Ce conseil juridique de Dunton Rainville a originalement été publié dans l’infolettre de la Chambre de commerce et d’industrie du Saint-Jérôme métropolitain, dont le cabinet est partenaire pilier.
Le fait d’enregistrer une personne à son insu, notamment lors d’une réunion de travail ou d’une conférence téléphonique, soulève de nombreuses questions qui ont une portée juridique. Ainsi, que peut-on enregistrer? Qu’est-ce qui est considéré comme illégal? Doit-on informer au préalable la personne concernée qu’elle est enregistrée? Peut-on diffuser le contenu de ces conversations? Quel est l’état de la jurisprudence dans ce domaine sensible? Le présent texte a pour objet de répondre succinctement à certaines de ces questions.
Dans le cadre d’une poursuite civile, la recherche de vérité justifie qu’une personne puisse utiliser l’enregistrement de sa conversation avec autrui pour servir d’élément de preuve contre cette personne sans que cela ne porte atteinte à ses droits fondamentaux. Cependant, pour être admissible en preuve, l’origine et l’intégrité de l’enregistrement doivent être assurées. De plus, cet enregistrement doit porter sur des faits pour lesquels la preuve testimoniale est admise.
Qu’en est-il dans un contexte non judiciaire? Une personne peut légitimement s’attendre à ce que sa conversation avec son interlocuteur ne soit pas partagée, et encore moins utilisée dans le but de lui nuire. Lorsqu’une personne se fait enregistrer à son insu et que cet enregistrement est subséquemment diffusé, cela pourrait constituer une violation de ses droits fondamentaux.

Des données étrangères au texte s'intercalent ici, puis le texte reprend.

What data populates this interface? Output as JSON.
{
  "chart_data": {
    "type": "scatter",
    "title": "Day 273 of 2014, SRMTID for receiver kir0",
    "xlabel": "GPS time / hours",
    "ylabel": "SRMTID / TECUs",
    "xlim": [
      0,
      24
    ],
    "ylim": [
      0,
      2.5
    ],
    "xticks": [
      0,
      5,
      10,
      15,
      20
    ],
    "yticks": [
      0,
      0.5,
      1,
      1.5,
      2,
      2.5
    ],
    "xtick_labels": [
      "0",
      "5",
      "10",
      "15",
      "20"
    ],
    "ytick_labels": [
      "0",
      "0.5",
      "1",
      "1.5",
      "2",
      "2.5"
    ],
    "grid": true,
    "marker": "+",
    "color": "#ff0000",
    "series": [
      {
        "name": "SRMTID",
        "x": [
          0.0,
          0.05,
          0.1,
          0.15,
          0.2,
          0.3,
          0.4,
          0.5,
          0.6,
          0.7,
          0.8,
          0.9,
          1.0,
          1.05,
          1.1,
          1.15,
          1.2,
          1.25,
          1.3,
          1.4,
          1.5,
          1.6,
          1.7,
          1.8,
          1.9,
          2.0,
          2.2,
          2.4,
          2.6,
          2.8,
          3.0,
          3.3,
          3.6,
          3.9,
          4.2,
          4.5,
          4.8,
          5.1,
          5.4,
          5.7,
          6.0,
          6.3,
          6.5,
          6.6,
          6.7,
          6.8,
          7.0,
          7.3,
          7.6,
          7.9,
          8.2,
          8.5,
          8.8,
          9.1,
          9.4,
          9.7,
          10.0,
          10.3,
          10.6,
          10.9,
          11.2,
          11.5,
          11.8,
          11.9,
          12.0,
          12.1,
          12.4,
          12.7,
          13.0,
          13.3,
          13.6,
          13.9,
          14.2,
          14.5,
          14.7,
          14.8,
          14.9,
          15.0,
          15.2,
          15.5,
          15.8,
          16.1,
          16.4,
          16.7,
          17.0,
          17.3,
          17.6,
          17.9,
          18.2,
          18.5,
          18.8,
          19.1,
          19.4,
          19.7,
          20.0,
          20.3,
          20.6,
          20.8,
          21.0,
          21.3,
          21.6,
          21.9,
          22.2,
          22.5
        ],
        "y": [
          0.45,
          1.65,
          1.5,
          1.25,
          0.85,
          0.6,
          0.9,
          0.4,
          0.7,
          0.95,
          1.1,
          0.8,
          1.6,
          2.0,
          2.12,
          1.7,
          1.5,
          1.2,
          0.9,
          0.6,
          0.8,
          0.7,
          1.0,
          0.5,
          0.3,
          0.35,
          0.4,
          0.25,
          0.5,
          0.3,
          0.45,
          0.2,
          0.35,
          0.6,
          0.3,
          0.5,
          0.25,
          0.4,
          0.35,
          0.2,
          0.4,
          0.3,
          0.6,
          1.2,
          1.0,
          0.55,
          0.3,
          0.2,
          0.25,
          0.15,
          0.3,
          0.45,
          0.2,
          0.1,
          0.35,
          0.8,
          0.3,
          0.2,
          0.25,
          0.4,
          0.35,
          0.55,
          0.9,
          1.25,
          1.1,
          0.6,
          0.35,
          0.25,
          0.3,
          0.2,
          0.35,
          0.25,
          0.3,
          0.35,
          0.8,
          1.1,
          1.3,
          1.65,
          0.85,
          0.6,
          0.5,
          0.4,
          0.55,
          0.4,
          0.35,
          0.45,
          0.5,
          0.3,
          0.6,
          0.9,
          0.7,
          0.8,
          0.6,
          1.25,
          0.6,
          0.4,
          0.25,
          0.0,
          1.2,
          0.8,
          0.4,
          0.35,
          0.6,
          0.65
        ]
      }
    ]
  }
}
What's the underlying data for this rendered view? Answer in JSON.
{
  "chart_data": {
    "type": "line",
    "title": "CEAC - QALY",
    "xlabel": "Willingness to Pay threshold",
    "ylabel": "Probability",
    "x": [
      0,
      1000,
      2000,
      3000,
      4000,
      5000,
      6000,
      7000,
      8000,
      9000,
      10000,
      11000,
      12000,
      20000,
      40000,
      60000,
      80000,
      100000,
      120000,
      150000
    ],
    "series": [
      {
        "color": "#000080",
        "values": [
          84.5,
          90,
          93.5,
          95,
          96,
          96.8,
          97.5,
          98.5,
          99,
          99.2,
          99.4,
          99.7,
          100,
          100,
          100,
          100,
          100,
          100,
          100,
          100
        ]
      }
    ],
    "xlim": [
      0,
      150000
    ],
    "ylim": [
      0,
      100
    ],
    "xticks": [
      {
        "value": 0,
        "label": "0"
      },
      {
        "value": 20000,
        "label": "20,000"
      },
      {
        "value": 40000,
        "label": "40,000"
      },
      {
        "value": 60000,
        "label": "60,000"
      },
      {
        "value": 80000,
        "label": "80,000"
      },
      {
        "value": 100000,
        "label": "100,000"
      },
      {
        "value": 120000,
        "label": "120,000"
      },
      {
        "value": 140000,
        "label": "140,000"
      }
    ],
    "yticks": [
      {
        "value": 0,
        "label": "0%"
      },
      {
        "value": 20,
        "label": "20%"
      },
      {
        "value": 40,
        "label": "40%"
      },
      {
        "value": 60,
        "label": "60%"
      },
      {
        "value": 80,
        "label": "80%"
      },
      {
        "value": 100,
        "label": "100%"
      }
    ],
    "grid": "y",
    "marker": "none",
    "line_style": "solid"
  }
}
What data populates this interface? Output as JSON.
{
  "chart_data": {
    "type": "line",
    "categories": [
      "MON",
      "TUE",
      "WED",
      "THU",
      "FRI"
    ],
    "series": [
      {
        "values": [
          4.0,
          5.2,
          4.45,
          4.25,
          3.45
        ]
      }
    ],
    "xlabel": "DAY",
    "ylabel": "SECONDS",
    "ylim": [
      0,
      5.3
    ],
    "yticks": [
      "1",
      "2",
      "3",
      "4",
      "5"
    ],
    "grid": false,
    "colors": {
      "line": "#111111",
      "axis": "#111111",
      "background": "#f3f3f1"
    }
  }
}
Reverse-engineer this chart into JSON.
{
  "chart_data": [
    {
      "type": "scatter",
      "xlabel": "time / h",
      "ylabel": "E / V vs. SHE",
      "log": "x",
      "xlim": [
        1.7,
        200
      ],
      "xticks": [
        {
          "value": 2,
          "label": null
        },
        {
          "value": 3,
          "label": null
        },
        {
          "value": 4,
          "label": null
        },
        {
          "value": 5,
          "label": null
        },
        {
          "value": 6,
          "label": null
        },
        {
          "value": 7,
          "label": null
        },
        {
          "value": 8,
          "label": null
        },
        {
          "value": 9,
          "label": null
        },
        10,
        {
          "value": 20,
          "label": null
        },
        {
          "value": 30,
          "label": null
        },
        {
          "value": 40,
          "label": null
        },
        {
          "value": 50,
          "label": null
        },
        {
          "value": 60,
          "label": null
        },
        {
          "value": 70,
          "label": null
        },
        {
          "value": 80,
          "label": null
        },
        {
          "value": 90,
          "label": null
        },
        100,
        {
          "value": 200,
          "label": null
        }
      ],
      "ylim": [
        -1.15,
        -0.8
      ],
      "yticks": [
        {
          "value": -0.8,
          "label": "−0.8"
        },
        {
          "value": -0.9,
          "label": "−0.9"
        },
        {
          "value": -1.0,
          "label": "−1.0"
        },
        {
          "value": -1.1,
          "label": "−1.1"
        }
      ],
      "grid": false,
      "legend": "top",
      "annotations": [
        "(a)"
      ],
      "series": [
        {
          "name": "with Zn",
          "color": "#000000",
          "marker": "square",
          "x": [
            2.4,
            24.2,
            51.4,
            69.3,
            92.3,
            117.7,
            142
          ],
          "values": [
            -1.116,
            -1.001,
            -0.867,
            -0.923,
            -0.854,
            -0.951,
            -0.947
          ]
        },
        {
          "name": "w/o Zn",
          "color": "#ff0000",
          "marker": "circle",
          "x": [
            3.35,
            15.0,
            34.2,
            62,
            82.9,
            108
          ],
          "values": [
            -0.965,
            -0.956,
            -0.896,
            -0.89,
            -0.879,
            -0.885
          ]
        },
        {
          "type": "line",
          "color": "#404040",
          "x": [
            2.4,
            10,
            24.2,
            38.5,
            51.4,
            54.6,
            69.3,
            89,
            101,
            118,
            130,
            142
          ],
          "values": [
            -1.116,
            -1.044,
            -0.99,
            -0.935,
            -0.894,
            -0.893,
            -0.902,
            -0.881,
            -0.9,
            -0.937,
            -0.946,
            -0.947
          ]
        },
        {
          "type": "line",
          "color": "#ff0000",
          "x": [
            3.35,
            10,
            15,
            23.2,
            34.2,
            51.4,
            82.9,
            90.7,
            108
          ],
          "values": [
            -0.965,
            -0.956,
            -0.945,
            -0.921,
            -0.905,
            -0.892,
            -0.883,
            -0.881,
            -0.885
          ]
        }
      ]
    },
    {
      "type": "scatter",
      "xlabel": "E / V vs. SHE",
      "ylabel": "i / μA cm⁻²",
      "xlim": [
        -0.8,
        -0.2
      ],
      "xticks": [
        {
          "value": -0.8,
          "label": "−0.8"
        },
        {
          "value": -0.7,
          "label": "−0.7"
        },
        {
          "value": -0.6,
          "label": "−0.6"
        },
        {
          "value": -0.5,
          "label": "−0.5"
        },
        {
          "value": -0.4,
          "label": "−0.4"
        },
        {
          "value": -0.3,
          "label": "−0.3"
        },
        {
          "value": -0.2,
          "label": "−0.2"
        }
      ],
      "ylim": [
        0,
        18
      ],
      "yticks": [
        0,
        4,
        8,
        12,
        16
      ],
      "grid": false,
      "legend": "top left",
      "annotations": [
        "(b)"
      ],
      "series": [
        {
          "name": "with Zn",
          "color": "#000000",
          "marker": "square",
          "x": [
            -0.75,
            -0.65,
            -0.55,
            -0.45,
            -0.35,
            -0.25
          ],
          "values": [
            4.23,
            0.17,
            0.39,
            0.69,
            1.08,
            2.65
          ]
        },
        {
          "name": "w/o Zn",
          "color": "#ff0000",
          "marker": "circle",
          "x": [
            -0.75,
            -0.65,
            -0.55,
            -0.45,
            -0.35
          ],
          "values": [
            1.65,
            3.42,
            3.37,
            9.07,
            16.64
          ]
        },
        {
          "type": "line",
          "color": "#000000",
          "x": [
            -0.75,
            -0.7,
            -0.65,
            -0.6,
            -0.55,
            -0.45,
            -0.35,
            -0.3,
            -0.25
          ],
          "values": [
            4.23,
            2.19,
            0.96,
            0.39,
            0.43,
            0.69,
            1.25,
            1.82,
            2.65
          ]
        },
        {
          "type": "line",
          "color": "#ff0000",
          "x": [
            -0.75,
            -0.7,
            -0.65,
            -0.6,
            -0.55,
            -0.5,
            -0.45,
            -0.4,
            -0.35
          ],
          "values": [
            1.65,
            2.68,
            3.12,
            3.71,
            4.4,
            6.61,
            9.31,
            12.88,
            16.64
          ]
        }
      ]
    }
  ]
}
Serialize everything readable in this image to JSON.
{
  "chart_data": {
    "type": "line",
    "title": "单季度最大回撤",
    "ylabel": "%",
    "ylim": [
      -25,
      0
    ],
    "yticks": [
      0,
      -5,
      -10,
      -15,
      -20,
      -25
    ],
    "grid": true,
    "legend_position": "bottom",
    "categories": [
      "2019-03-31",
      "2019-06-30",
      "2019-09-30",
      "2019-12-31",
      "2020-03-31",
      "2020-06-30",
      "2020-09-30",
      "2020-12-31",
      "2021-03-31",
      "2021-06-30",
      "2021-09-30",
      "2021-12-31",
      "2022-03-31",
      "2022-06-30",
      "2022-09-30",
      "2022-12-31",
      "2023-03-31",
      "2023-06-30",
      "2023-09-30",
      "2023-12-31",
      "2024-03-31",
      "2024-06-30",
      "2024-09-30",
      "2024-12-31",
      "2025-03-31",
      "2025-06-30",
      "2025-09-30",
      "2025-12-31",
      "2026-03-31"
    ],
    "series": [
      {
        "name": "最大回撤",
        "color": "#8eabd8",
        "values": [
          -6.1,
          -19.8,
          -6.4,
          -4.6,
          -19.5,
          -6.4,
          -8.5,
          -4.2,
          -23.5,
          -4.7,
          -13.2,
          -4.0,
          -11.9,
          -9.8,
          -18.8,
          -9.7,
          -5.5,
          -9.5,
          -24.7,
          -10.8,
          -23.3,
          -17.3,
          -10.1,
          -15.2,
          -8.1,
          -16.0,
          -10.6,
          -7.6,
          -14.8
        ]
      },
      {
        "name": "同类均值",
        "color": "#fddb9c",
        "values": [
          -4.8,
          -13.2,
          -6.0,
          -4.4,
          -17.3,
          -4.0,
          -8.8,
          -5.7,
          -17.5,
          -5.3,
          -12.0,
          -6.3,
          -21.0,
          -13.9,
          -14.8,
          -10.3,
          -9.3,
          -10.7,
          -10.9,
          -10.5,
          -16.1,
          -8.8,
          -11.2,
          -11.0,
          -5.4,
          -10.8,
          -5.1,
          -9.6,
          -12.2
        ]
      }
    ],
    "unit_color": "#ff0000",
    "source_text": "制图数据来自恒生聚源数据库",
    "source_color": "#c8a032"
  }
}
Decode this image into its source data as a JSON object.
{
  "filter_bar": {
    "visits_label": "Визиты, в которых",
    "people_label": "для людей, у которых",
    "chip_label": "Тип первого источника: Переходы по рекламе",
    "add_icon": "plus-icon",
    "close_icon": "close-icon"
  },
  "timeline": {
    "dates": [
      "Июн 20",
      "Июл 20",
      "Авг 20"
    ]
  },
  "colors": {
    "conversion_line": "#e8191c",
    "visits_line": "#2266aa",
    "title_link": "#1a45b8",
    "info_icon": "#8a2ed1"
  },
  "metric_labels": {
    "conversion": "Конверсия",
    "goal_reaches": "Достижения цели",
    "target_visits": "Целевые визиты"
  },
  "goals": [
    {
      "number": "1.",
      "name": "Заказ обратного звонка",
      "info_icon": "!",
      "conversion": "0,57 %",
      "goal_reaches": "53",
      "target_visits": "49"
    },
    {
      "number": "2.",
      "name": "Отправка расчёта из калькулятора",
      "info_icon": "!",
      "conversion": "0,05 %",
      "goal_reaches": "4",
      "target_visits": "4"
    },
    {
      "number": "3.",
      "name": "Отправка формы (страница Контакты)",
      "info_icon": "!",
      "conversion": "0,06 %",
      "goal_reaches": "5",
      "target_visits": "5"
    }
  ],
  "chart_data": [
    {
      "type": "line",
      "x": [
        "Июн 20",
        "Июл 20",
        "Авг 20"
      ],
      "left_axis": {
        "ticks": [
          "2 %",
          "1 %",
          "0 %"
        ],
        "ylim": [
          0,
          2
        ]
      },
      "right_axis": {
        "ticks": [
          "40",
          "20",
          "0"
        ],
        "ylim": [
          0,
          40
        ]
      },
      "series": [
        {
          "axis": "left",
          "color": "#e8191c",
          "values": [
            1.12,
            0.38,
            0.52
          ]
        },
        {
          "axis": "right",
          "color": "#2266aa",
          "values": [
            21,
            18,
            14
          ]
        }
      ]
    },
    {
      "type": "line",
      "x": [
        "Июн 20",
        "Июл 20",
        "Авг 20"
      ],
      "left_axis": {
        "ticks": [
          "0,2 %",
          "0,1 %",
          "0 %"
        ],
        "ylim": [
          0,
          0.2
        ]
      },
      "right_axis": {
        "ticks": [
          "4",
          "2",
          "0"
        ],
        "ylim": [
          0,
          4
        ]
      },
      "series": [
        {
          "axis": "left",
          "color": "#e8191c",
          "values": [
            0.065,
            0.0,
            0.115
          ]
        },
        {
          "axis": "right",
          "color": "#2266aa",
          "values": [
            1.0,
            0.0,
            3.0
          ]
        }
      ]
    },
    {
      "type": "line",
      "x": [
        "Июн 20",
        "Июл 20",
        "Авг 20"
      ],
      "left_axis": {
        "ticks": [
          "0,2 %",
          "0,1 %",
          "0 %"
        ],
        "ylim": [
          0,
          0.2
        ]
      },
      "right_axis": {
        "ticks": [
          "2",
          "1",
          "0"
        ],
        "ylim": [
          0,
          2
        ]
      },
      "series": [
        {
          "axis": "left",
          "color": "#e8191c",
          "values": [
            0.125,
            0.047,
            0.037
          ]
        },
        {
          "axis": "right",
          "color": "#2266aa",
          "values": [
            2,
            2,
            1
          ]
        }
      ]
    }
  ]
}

La Charte des droits et libertés de la personne (ci-après « Charte ») du Québec protège les droits à la dignité, à l’honneur et à la réputation, ainsi que le droit à la vie privée, selon les articles 4 et 5. En outre, les articles 35 et 36 du Code civil du Québec prévoient également des dispositions afin de protéger ces droits. Il est notamment précisé que le fait d’utiliser volontairement une communication privée peut être considéré comme une atteinte à la vie privée.
Pour déterminer s’il y a eu violation du droit à la vie privée lors de la diffusion d’une conversation enregistrée à l’insu d’un interlocuteur, on doit prendre en considération la nature de la conversation, l’expectative de confidentialité entre les personnes relativement à cette conversation, ainsi que les fins pour lesquelles elle a été enregistrée.
Dans l’arrêt Éditions Vice-Versa inc. c. Aubry, la Cour suprême du Canada rappelle que l’application des articles 4 et 5 de la Charte s’articule autour des grands principes de la responsabilité civile, à savoir la nécessité de prouver l’existence d’une faute, d’un dommage subi ainsi qu’un lien de causalité direct et immédiat entre les deux.
Cela dit, la diffusion d’un enregistrement pris à l’insu d’une personne dans le but de lui nuire pourrait constituer une atteinte illicite et intentionnelle à ses droits fondamentaux. Des dommages-intérêts punitifs pourraient ainsi lui être octroyés en vertu de l’article 49 de la Charte, et même de façon autonome en l’absence d’un préjudice indemnisable.